From time to time here at the blog, I like to mention a few things about one of our songs. Sometimes I do it just to remind you that the song exists. Other times there's something I way to clarify (or defend) about the song that isn't self-evident. Which is cheating, whatever the listener thinks the song is about, then that's what it's about. What I think shouldn't really matter.
Anyway, "Dollar For Every Dime" is next up in the barrel.
Songs About Money
There are not enough of them, if you ask me. The two things that dominate everybody's life, emotionally and otherwise, are love and money. There are countless love songs all circling the same territory ("I wanna fuck you", "I love fucking you", "I miss fucking you" and "fuck you"). If you're a songwriter and want to make your song a little more interesting, maybe write 6 love songs on a record instead of 7 and then write one more about something thought-provoking.
Look at the first Google result for songs about money, and this page of 30 songs is pretty shabby. (We will correct that ourselves soon with a good Spotify playlist for you of the best songs about money.)
Two things can keep you up at night: heartbreak and being broke. There's definitely a disparity between those topics for songwriters.
Listen, Lyrics, Personnel
One thing I want to clarify about the chorus which I might not have done artfully enough. "Happiness ain't guaranteed, but things never get that bad." What I meant there was something like: having money doesn't buy happiness.

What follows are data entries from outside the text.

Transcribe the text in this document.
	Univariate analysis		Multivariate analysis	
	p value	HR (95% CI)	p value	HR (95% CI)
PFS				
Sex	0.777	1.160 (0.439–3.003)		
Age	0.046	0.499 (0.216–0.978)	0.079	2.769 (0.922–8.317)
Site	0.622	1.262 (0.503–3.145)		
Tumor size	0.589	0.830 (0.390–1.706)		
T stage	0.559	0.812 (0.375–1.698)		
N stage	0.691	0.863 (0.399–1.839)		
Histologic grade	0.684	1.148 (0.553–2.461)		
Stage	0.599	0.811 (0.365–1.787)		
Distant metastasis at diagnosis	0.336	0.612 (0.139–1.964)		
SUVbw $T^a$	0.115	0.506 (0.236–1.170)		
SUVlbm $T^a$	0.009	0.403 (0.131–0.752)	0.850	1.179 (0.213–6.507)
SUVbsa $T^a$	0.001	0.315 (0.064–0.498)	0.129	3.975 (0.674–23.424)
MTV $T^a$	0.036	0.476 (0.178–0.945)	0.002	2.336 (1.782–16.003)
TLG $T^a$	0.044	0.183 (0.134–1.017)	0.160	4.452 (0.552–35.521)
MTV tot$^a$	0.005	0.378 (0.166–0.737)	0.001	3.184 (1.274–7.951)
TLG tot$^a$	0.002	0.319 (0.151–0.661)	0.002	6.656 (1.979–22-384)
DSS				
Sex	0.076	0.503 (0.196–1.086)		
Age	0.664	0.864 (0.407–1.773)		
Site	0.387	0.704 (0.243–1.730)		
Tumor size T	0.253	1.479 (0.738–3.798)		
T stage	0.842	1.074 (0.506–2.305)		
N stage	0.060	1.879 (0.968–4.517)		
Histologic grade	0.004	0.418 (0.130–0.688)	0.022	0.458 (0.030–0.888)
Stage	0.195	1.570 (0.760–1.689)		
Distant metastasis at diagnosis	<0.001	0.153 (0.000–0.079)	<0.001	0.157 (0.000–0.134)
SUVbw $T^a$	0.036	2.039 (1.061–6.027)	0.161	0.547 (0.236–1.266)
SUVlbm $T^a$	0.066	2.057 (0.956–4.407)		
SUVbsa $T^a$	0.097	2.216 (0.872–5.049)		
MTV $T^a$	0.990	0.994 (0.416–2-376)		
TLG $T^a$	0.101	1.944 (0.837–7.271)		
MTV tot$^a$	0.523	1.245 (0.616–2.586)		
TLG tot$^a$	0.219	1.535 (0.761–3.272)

Nonetheless, when you have money then you can only bottom out so much.
Writing about 7-11s having "everything - sugar, booze, smokes, pornography" allowed me to bring up one of my pet hypotheses that convenience stores are little hubs that traffic in and profit off of all of our worst impulses. If I was a cop, I would just post up outside a 7-11 and pick off customers coming out of there at 1am.
This song has been such a great way to start a set for The Bigfellas and also whenever I have to play by myself. For starters, it's an easy song to sing when your voice isn't warmed up. It's pretty low and not demanding. (The key to Sinatra's extended success was that all of his songs were in really low keys and he could still talk-sing his way through them deep into his 70s.)
It's also a great starter to an audience who has never heard you and may be just half listening to throw the words "sober", "drunk", "6-packs", "8-balls", "pornography", "lust", etc. at them up front. It sends a message that you're about to sit through a lot of sensitivity.
Lastly, the bouncy straight 4/4 beat of the song is something that both Shay and I have loved in The Bigfellas. I'd rather play songs with a toe-tapping British music hall vibe than white guy reggae every day of the week.